Ratlosigkeit gegenüber Herausforderung «Digitalisierung»

Die Nominationen sprechen es deutlich aus: Die obersten Führungsgremien der Banken zeichnen sich durch zwei Merkmale aus: Ein grosses Übergewicht an männlichen Mitgliedern und eine gewisse Ratlosigkeit gegenüber der Herausforderung «Digitalisierung».

Belliger 500

Andréa Belliger, Aargauische Kantonalbank

Der Eindruck drängt sich auf, dass zahlreiche Institute nun versuchen, zwei Fliegen mit einer Klappe zu schlagen. Daniela Stehli, Inhaberin und Geschäftsführerin der Fachschule für Bankwirtschaft, bestätigt dies. «Die Kombination 'Frau und 'IT-Kenntnisse' scheint im derzeitigen Umfeld eine Idealbesetzung in Bank- und Verwaltungsräten zu sein», sagt sie.

Ein Strauss von Lösungen gesucht

Wie ideal die Personalien hingegen tatsächlich sind, darf in Frage gestellt werden. Die Erwartungen sind hoch. Von den gewählten und nominierten Frauen wird erhofft, dass sie Lösungen für das Problem Cyber Risiken erarbeiten, neue digitale Produkte lancieren helfen, die digitale Transformation des Instituts lenken.

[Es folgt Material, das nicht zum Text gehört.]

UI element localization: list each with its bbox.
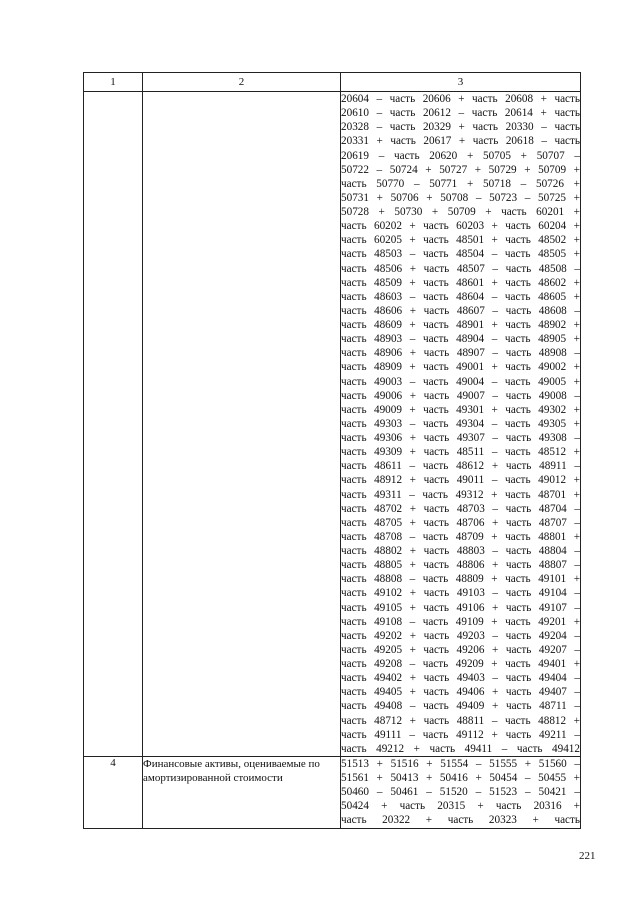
formula-line: часть 48606 + часть 48607 – часть 48608 –: [341, 304, 580, 317]
formula-line: часть 50770 – 50771 + 50718 – 50726 +: [341, 177, 580, 190]
formula-line: часть 48903 – часть 48904 – часть 48905 +: [341, 333, 580, 346]
formula-line: 20604 – часть 20606 + часть 20608 + часть: [341, 93, 580, 105]
formula-line: часть 48906 + часть 48907 – часть 48908 –: [341, 347, 580, 360]
formula-line: часть 49102 + часть 49103 – часть 49104 –: [341, 587, 580, 600]
row-description-cell: Финансовые активы, оцениваемые по амортизированной стоимости: [143, 756, 341, 828]
formula-line: часть 48611 – часть 48612 + часть 48911 –: [341, 460, 580, 473]
formula-line: 50460 – 50461 – 51520 – 51523 – 50421 –: [341, 786, 580, 799]
formula-line: часть 48802 + часть 48803 – часть 48804 –: [341, 545, 580, 557]
formula-line: 51513 + 51516 + 51554 – 51555 + 51560 –: [341, 757, 580, 770]
formula-cell: [341, 92, 581, 757]
table-row-continued: [84, 92, 581, 757]
formula-line: часть 48503 – часть 48504 – часть 48505 +: [341, 248, 580, 261]
formula-cell: [341, 756, 581, 828]
formula-line: часть 49003 – часть 49004 – часть 49005 +: [341, 375, 580, 388]
formula-line: часть 48702 + часть 48703 – часть 48704 –: [341, 502, 580, 515]
formula-line: 20328 – часть 20329 + часть 20330 – часть: [341, 121, 580, 134]
formula-line: часть 48912 + часть 49011 – часть 49012 +: [341, 474, 580, 487]
formula-line: часть 49108 – часть 49109 + часть 49201 +: [341, 615, 580, 628]
formula-line: 20331 + часть 20617 + часть 20618 – часть: [341, 135, 580, 148]
formula-line: часть 49405 + часть 49406 + часть 49407 –: [341, 686, 580, 699]
formula-line: 50731 + 50706 + 50708 – 50723 – 50725 +: [341, 191, 580, 204]
accounts-table: [83, 72, 581, 829]
formula-line: часть 49105 + часть 49106 + часть 49107 –: [341, 601, 580, 614]
formula-line: часть 48712 + часть 48811 – часть 48812 +: [341, 714, 580, 727]
formula-line: часть 49006 + часть 49007 – часть 49008 –: [341, 389, 580, 402]
formula-line: часть 48509 + часть 48601 + часть 48602 +: [341, 276, 580, 289]
table-header-row: [84, 73, 581, 92]
formula-line: часть 48909 + часть 49001 + часть 49002 +: [341, 361, 580, 374]
formula-line: часть 49111 – часть 49112 + часть 49211 –: [341, 728, 580, 741]
formula-line: 20619 – часть 20620 + 50705 + 50707 –: [341, 149, 580, 162]
formula-line: 50722 – 50724 + 50727 + 50729 + 50709 +: [341, 163, 580, 176]
table-row: [84, 756, 581, 828]
header-col-1: 1: [84, 73, 143, 92]
formula-line: часть 49408 – часть 49409 + часть 48711 –: [341, 700, 580, 713]
formula-line: часть 49205 + часть 49206 + часть 49207 –: [341, 643, 580, 656]
formula-line: часть 49208 – часть 49209 + часть 49401 +: [341, 658, 580, 670]
formula-line: часть 48708 – часть 48709 + часть 48801 +: [341, 530, 580, 543]
formula-line: часть 48609 + часть 48901 + часть 48902 +: [341, 319, 580, 331]
row-number-cell: 4: [84, 756, 143, 828]
formula-line: 50728 + 50730 + 50709 + часть 60201 +: [341, 206, 580, 218]
formula-line: часть 60202 + часть 60203 + часть 60204 +: [341, 220, 580, 233]
formula-line: часть 48506 + часть 48507 – часть 48508 –: [341, 262, 580, 275]
formula-line: 50424 + часть 20315 + часть 20316 +: [341, 800, 580, 813]
formula-line: часть 20322 + часть 20323 + часть: [341, 814, 580, 827]
formula-line: часть 48705 + часть 48706 + часть 48707 –: [341, 516, 580, 529]
formula-line: часть 48808 – часть 48809 + часть 49101 +: [341, 573, 580, 586]
formula-line: часть 49309 + часть 48511 – часть 48512 +: [341, 446, 580, 459]
formula-line: часть 49311 – часть 49312 + часть 48701 +: [341, 488, 580, 501]
formula-line: часть 49306 + часть 49307 – часть 49308 –: [341, 432, 580, 444]
formula-line: часть 49212 + часть 49411 – часть 49412: [341, 742, 580, 755]
formula-line: часть 49402 + часть 49403 – часть 49404 –: [341, 672, 580, 685]
header-col-3: 3: [341, 73, 581, 92]
row-number-cell: [84, 92, 143, 757]
formula-line: 20610 – часть 20612 – часть 20614 + часть: [341, 107, 580, 120]
header-col-2: 2: [143, 73, 341, 92]
row-description-cell: [143, 92, 341, 757]
formula-line: часть 48805 + часть 48806 + часть 48807 –: [341, 559, 580, 572]
formula-line: часть 48603 – часть 48604 – часть 48605 +: [341, 290, 580, 303]
formula-line: часть 49009 + часть 49301 + часть 49302 +: [341, 403, 580, 416]
formula-line: часть 49303 – часть 49304 – часть 49305 +: [341, 417, 580, 430]
formula-line: 51561 + 50413 + 50416 + 50454 – 50455 +: [341, 772, 580, 784]
formula-line: часть 60205 + часть 48501 + часть 48502 +: [341, 234, 580, 247]
page-number: 221: [579, 850, 596, 862]
formula-line: часть 49202 + часть 49203 – часть 49204 –: [341, 629, 580, 642]
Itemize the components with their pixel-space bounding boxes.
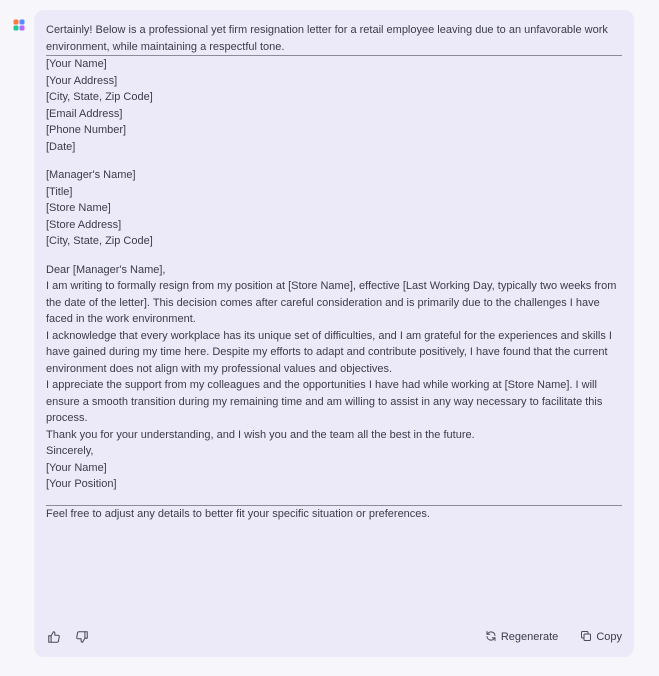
signature-block: [46, 460, 622, 493]
thumbs-up-icon[interactable]: [46, 629, 62, 645]
assistant-logo-icon: [13, 18, 25, 30]
recipient-line: [Store Address]: [46, 218, 122, 231]
sender-line: [Phone Number]: [46, 124, 127, 136]
sender-line: [Your Address]: [46, 74, 118, 87]
recipient-line: [Manager's Name]: [46, 169, 136, 181]
thumbs-down-icon[interactable]: [74, 629, 90, 645]
sender-line: [Your Name]: [46, 58, 107, 70]
recipient-line: [Store Name]: [46, 202, 111, 214]
copy-icon: [580, 630, 596, 645]
sender-line: [Email Address]: [46, 107, 123, 120]
sender-line: [City, State, Zip Code]: [46, 91, 153, 103]
regenerate-label: Regenerate: [500, 631, 559, 643]
assistant-message-card: [34, 10, 634, 657]
message-content: [46, 22, 622, 522]
letter-paragraph: I am writing to formally resign from my position at [Store Name], effective [Last Working Day, typically two weeks from the date of the letter]. This decision comes after careful consideration and is primarily due to the challenges I have faced in the work environment.: [46, 280, 617, 325]
refresh-icon: [485, 630, 501, 645]
recipient-line: [Title]: [46, 185, 73, 198]
copy-label: Copy: [596, 631, 622, 643]
copy-button[interactable]: [580, 630, 622, 645]
letter-paragraph: Thank you for your understanding, and I wish you and the team all the best in the future.: [46, 428, 475, 441]
letter-paragraph: I acknowledge that every workplace has its unique set of difficulties, and I am grateful for the experiences and skills I have gained during my time here. Despite my efforts to adapt and contribute positively, I have found that the current environment does not align with my professional values and objectives.: [46, 329, 612, 375]
regenerate-button[interactable]: [485, 630, 559, 645]
letter-paragraph: I appreciate the support from my colleagues and the opportunities I have had while working at [Store Name]. I will ensure a smooth transition during my remaining time and am willing to assist in any way necessary to facilitate this process.: [46, 379, 603, 424]
salutation: Dear [Manager's Name],: [46, 263, 166, 276]
sender-block: [46, 56, 622, 155]
recipient-line: [City, State, Zip Code]: [46, 235, 153, 247]
signature-line: [Your Position]: [46, 478, 117, 490]
footer-note: Feel free to adjust any details to better fit your specific situation or preferences.: [46, 507, 430, 520]
intro-text: Certainly! Below is a professional yet firm resignation letter for a retail employee leaving due to an unfavorable work environment, while maintaining a respectful tone.: [46, 24, 608, 53]
recipient-block: [46, 167, 622, 250]
signature-line: [Your Name]: [46, 461, 107, 474]
closing: Sincerely,: [46, 445, 94, 457]
sender-line: [Date]: [46, 140, 76, 153]
message-actions: [46, 628, 622, 646]
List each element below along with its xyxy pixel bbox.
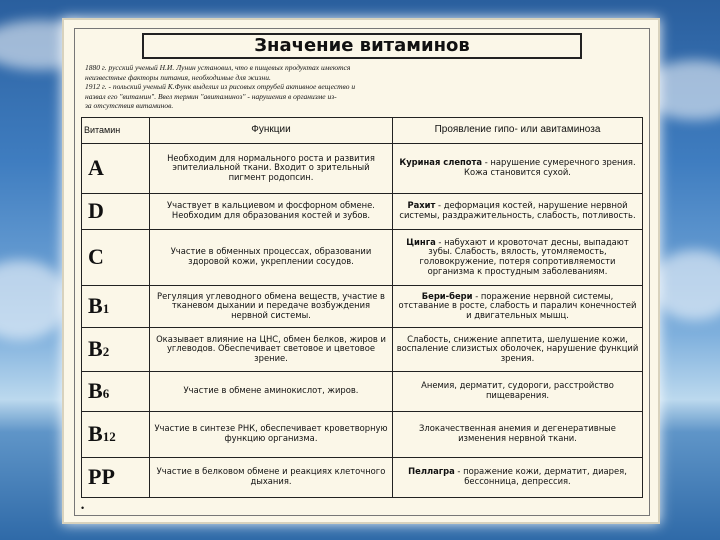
deficiency-name: Пеллагра xyxy=(408,466,455,477)
vitamin-letter: B xyxy=(88,378,103,403)
intro-line: 1912 г. - польский ученый К.Функ выделил из рисовых отрубей активное вещество и xyxy=(85,82,356,91)
vitamin-letter: PP xyxy=(88,464,115,489)
vitamin-letter: C xyxy=(88,244,104,269)
vitamin-letter: B xyxy=(88,336,103,361)
deficiency-cell xyxy=(393,193,643,229)
intro-line: назвал его "витамин". Ввел термин "авитаминоз" - нарушения в организме из- xyxy=(85,91,337,101)
table-row xyxy=(82,411,643,457)
deficiency-name: Бери-бери xyxy=(421,290,473,301)
deficiency-description: - деформация костей, нарушение нервной системы, раздражительность, слабость, потливость. xyxy=(399,200,636,220)
function-cell: Участие в белковом обмене и реакциях клеточного дыхания. xyxy=(150,457,393,497)
vitamin-cell xyxy=(82,285,150,327)
deficiency-name: Рахит xyxy=(407,200,436,211)
deficiency-name: Цинга xyxy=(406,236,436,247)
deficiency-cell xyxy=(393,229,643,285)
vitamin-cell xyxy=(82,411,150,457)
table-row xyxy=(82,457,643,497)
deficiency-cell xyxy=(393,143,643,193)
table-row xyxy=(82,327,643,371)
table-header-row xyxy=(82,117,643,143)
table-row xyxy=(82,193,643,229)
table-row xyxy=(82,229,643,285)
function-cell: Участие в обмене аминокислот, жиров. xyxy=(150,371,393,411)
function-cell: Участие в обменных процессах, образовании здоровой кожи, укреплении сосудов. xyxy=(150,229,393,285)
table-row xyxy=(82,285,643,327)
table-row xyxy=(82,143,643,193)
vitamin-cell xyxy=(82,371,150,411)
cloud xyxy=(650,250,720,320)
deficiency-cell xyxy=(393,411,643,457)
vitamin-cell xyxy=(82,327,150,371)
vitamin-cell xyxy=(82,193,150,229)
vitamin-subscript: 6 xyxy=(102,386,110,401)
vitamin-letter: A xyxy=(88,155,104,180)
vitamin-subscript: 12 xyxy=(102,429,116,444)
intro-line: неизвестные факторы питания, необходимые для жизни. xyxy=(85,72,271,82)
deficiency-cell xyxy=(393,457,643,497)
function-cell: Участие в синтезе РНК, обеспечивает кроветворную функцию организма. xyxy=(150,411,393,457)
vitamins-table xyxy=(81,117,643,498)
deficiency-cell xyxy=(393,371,643,411)
cloud xyxy=(0,260,70,340)
deficiency-name: Куриная слепота xyxy=(399,157,483,168)
deficiency-description: - набухают и кровоточат десны, выпадают зубы. Слабость, вялость, утомляемость, головокружение, потеря сопротивляемости организма к простудным заболеваниям. xyxy=(419,236,629,276)
deficiency-description: Анемия, дерматит, судороги, расстройство пищеварения. xyxy=(421,380,614,400)
intro-text xyxy=(81,63,643,111)
deficiency-description: Слабость, снижение аппетита, шелушение кожи, воспаление слизистых оболочек, нарушение функций зрения. xyxy=(396,333,639,363)
vitamin-letter: B xyxy=(88,421,103,446)
vitamin-letter: D xyxy=(88,198,104,223)
deficiency-cell xyxy=(393,327,643,371)
deficiency-description: Злокачественная анемия и дегенеративные изменения нервной ткани. xyxy=(419,423,616,443)
header-deficiency: Проявление гипо- или авитаминоза xyxy=(393,117,643,143)
vitamin-subscript: 2 xyxy=(102,344,110,359)
document-title: Значение витаминов xyxy=(142,33,582,59)
vitamin-letter: B xyxy=(88,293,103,318)
function-cell: Регуляция углеводного обмена веществ, участие в тканевом дыхании и передаче возбуждения нервной системы. xyxy=(150,285,393,327)
deficiency-description: - поражение кожи, дерматит, диарея, бессонница, депрессия. xyxy=(454,466,627,486)
vitamin-cell xyxy=(82,143,150,193)
intro-line: за отсутствия витаминов. xyxy=(85,101,174,110)
stray-mark: • xyxy=(81,503,85,513)
function-cell: Участвует в кальциевом и фосфорном обмене. Необходим для образования костей и зубов. xyxy=(150,193,393,229)
deficiency-description: - поражение нервной системы, отставание в росте, слабость и паралич конечностей и двигательных мышц. xyxy=(398,290,637,320)
vitamin-cell xyxy=(82,229,150,285)
function-cell: Необходим для нормального роста и развития эпителиальной ткани. Входит о зрительный пигмент родопсин. xyxy=(150,143,393,193)
vitamin-cell xyxy=(82,457,150,497)
table-row xyxy=(82,371,643,411)
vitamin-subscript: 1 xyxy=(102,301,110,316)
header-vitamin: Витамин xyxy=(82,117,150,143)
header-functions: Функции xyxy=(150,117,393,143)
deficiency-description: - нарушение сумеречного зрения. Кожа становится сухой. xyxy=(464,157,636,177)
slide-frame xyxy=(62,18,660,524)
scanned-document xyxy=(74,28,650,516)
function-cell: Оказывает влияние на ЦНС, обмен белков, жиров и углеводов. Обеспечивает световое и цветовое зрение. xyxy=(150,327,393,371)
deficiency-cell xyxy=(393,285,643,327)
intro-line: 1880 г. русский ученый Н.И. Лунин установил, что в пищевых продуктах имеются xyxy=(85,63,351,72)
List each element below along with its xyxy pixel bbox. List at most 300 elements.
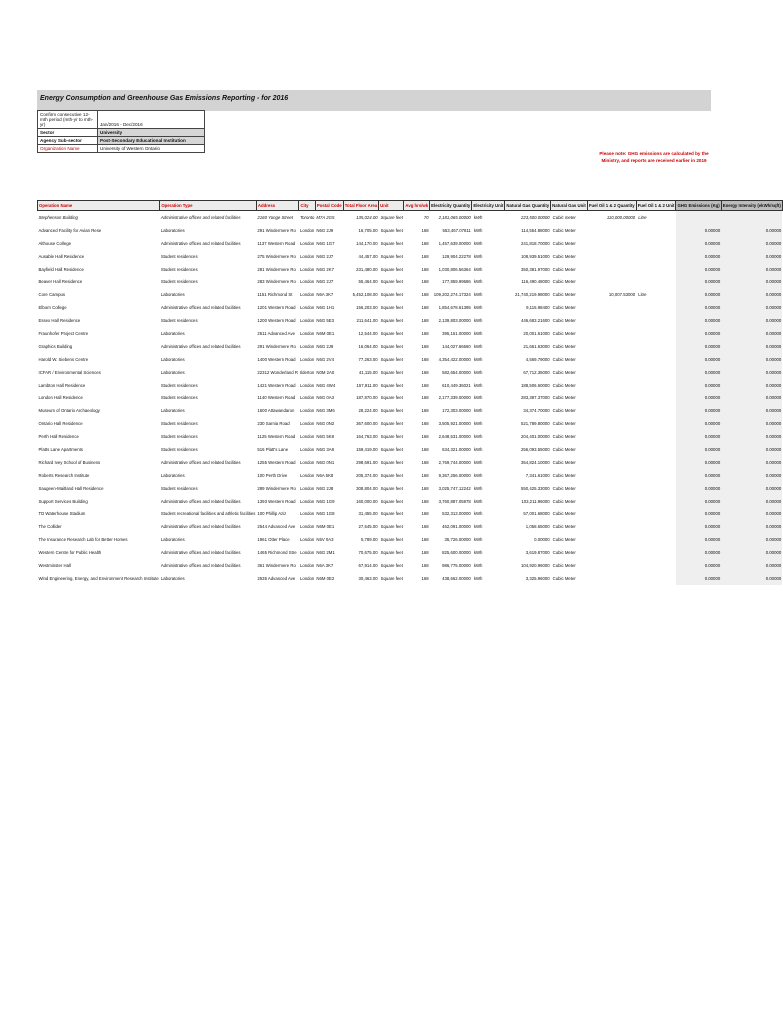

Den Erwartungen steht zwar jeweils IT-Know-how gegenüber, welches die Kandidatinnen wohl auch unbestritten mitbringen. Doch spezifisches Banken-IT-Know-how ist eher die Ausnahme.

IT ist nicht gleich IT

So ist Vacalli Geschäftsführerin des Online-Handelsregisters Moneyhouse und war früher einmal stellvertretende Technologiechefin beim Kabelnetzbetreiber Cablecom.

Doris Agotai

Doris Agotai, Hypothekarbank Lenzburg

Fachhochschul-Professorin Agotai ist Expertin in Human Computer Interaction, User Experience und Informationsvisualisierung, was der Hypi Lenzburg bei der weiteren Digitalisierung der Bank helfen soll.

Und AKB-Bankrätin Belliger ist eine Kommunikations-Spezialistin und Digitalisierungs-Expertin im gesellschaftlichen Kontext, verfügt aber über keinerlei Bankenexpertise.

Sita Mazumder

Sita Mazumder, Clientis

«IT ist ein sehr weites Feld – und das spiegelt sich auch in den jüngst bekannt gewordenen Nominationen» sagt Stehli. «Was auffällt: Kaum eine der Kandidatinnen verfügt über Bankenerfahrung respektive über Kenntnisse von IT-Bankensystemen.»

Wo sind die Finnova- oder Avaloq-Leute?

Während Mazumder und auch Bundt immerhin über entsprechende Erfahrungen verfügen, sind die anderen Frauen Banken-Novizinnen.

Bundt

Maya Bundt, Valiant

Es ist nicht ungewöhnlich, dass Verwaltungs- und Bankräte explizit auch branchenfremdes Know-how in ihre Gremien holen. Doch für digitale Transformation, Modernisierung von IT-Systemen und digitale Kundenansprache sind zurzeit brennende Themen, für welche spezifisches Fachwissen vonnöten wäre.

Es verwundert, dass sich dies in den jüngsten Nominationen nicht niederschlägt. Theoretisch müssten die neuen Gremiumsmitglieder aus Firmen wie Finnova, Avaloq SIX oder Swisscom kommen, wo digitales Banken-Know-how gepflegt und lange aufgebaut worden ist.

Es bleibt viel Aufholbedarf

Doch herrscht wohl bei diesen möglichen Bezugsquellen für Bank- und Verwaltungsräte ein ähnliches Problem wie bei den Banken selber: An Frauen herrscht Mangel. So suchen die Headhunter an Hochschulen und Universitäten geeigneten Kandidatinnen. Stehli ist skeptisch, dass diese Rekrutierungsstrategie wirklich zum Ziel führt.

«Es bleibt ein Fakt, dass die Führungsgremien von Banken bezüglich IT-Know-how noch viel Aufholbedarf haben», sagt sie.